In reply to eli Rabbit……
Who has the time and money?
Not most people.
Lets ask a different question…..
Who has the persistence and courage?
Many.
Aye Stewart, you’ve been quiet lately. Too quiet.
But you have already nailed your colours to the mast and it is clear that, so long as you are a practising scientist, you will not tolerate acquiescence when confronted by obvious garbage in scientific publications. Stay critical young lad…
My pre-planned criticism of this article (which RW watchers will know was recently foretold) has been obviated, given that both the author and Ivan have made sterling efforts to point out unavoidable statistical weakness and reproducibility problems in the data. Since I expect this article to be a game changer in scientific discourse it is, for me, all the more important that obvious caveats are laid out up front.

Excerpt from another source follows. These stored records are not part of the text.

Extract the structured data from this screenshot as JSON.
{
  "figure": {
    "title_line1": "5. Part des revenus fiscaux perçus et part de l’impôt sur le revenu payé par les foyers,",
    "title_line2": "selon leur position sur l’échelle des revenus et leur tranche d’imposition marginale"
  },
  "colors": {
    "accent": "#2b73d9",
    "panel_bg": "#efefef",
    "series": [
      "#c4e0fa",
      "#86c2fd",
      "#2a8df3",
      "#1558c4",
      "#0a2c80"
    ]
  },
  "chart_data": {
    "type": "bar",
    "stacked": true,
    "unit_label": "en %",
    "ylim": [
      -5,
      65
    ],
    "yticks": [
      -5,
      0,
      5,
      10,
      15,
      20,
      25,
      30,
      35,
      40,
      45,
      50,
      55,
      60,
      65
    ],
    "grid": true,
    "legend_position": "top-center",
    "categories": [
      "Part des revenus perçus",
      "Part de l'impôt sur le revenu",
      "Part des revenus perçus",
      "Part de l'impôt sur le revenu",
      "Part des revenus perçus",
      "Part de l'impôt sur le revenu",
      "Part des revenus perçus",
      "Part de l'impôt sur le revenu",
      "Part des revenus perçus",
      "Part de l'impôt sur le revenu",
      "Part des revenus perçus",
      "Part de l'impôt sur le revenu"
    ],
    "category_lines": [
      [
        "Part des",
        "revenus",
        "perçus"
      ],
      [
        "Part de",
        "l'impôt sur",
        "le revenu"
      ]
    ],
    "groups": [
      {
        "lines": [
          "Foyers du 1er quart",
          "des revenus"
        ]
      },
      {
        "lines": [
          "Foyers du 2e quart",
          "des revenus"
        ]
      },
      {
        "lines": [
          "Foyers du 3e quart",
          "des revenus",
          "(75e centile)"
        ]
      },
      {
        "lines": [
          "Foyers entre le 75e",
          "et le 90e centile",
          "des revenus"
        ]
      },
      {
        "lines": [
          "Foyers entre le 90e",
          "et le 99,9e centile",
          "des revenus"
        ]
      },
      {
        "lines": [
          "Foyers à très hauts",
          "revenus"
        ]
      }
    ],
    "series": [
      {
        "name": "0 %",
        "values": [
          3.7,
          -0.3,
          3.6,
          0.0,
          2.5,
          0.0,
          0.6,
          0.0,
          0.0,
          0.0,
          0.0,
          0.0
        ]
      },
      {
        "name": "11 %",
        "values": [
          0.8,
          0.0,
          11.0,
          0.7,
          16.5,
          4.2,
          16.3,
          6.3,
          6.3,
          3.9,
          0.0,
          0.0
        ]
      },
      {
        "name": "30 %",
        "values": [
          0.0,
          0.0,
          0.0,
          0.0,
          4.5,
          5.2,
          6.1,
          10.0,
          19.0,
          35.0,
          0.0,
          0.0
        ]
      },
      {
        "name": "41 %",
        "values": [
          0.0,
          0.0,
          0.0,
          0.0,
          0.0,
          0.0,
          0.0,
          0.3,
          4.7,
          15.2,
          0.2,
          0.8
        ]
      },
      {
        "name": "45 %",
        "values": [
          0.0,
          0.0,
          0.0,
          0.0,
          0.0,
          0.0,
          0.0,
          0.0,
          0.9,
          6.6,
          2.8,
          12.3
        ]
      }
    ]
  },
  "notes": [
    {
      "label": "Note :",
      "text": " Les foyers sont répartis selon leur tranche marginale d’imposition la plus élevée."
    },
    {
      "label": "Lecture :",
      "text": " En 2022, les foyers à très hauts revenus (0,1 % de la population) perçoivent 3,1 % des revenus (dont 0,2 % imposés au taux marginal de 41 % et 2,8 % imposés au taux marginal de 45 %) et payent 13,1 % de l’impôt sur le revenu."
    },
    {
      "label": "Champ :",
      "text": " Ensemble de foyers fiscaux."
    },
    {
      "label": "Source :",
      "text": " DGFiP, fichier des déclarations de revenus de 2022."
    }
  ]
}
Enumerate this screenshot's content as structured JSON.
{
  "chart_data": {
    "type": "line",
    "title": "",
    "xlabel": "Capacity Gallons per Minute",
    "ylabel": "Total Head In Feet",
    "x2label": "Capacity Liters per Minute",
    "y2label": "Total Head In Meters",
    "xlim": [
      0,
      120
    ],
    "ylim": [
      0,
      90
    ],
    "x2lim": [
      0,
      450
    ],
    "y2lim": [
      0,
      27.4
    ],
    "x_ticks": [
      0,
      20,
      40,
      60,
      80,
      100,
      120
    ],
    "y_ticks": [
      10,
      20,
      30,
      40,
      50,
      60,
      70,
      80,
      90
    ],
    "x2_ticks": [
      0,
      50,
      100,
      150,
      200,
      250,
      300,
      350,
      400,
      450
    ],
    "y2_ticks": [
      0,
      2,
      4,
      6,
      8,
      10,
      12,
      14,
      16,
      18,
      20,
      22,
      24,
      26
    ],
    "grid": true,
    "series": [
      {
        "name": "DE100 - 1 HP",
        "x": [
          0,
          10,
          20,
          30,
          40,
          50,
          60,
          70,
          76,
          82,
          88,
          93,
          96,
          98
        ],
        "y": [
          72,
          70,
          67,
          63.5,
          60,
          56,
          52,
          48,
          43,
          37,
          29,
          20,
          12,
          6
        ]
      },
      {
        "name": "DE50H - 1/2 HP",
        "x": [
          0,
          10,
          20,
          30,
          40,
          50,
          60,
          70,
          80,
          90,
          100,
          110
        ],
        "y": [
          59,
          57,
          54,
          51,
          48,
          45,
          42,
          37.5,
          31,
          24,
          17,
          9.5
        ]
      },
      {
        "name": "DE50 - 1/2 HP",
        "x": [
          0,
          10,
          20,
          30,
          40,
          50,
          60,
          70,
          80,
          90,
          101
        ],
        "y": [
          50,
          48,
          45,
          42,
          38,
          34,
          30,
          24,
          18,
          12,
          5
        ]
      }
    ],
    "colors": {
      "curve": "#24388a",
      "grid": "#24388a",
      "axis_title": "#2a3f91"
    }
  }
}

My question now is: At what point does anecdotal data become useful data? Many commentators at RW have reported miserable responses from Editors/Publishers, while we also know that (correctly) most Journals/Institutes have rules to give authors some protection from accusation, to allow for the case that this should prove malevolent. But how to distinguish between justified protection and convenient cover up: Is there any way to deal with acquisition bias when researchers try to criticise the scientific literature?
We read papers all the time. What we don’t do is post our thoughts in the public domain. That does not take much time compared to a careful read. So no problems, we just have to engage more in post publication peer review, rather than keep our thoughts private.
Journals are not eager to correct the scientific record as more corrections and retractions may impact the journal reputation. Public reviews, and shaming if necessary, make a lot ore sense.
I had some runs with high impact journals, some took any irregularity so seriously and records were corrected in few month. Others, and unfortunately very high impact medical journals, responded half heartily and took them forever.
It ultimately comes down to three key-words: purpose, conscience, responsibility. All three are being seriously eroded, or may already have been lost, in science publishing. It is only now about three pseudo key-words: productivity, profit, PR (public relations).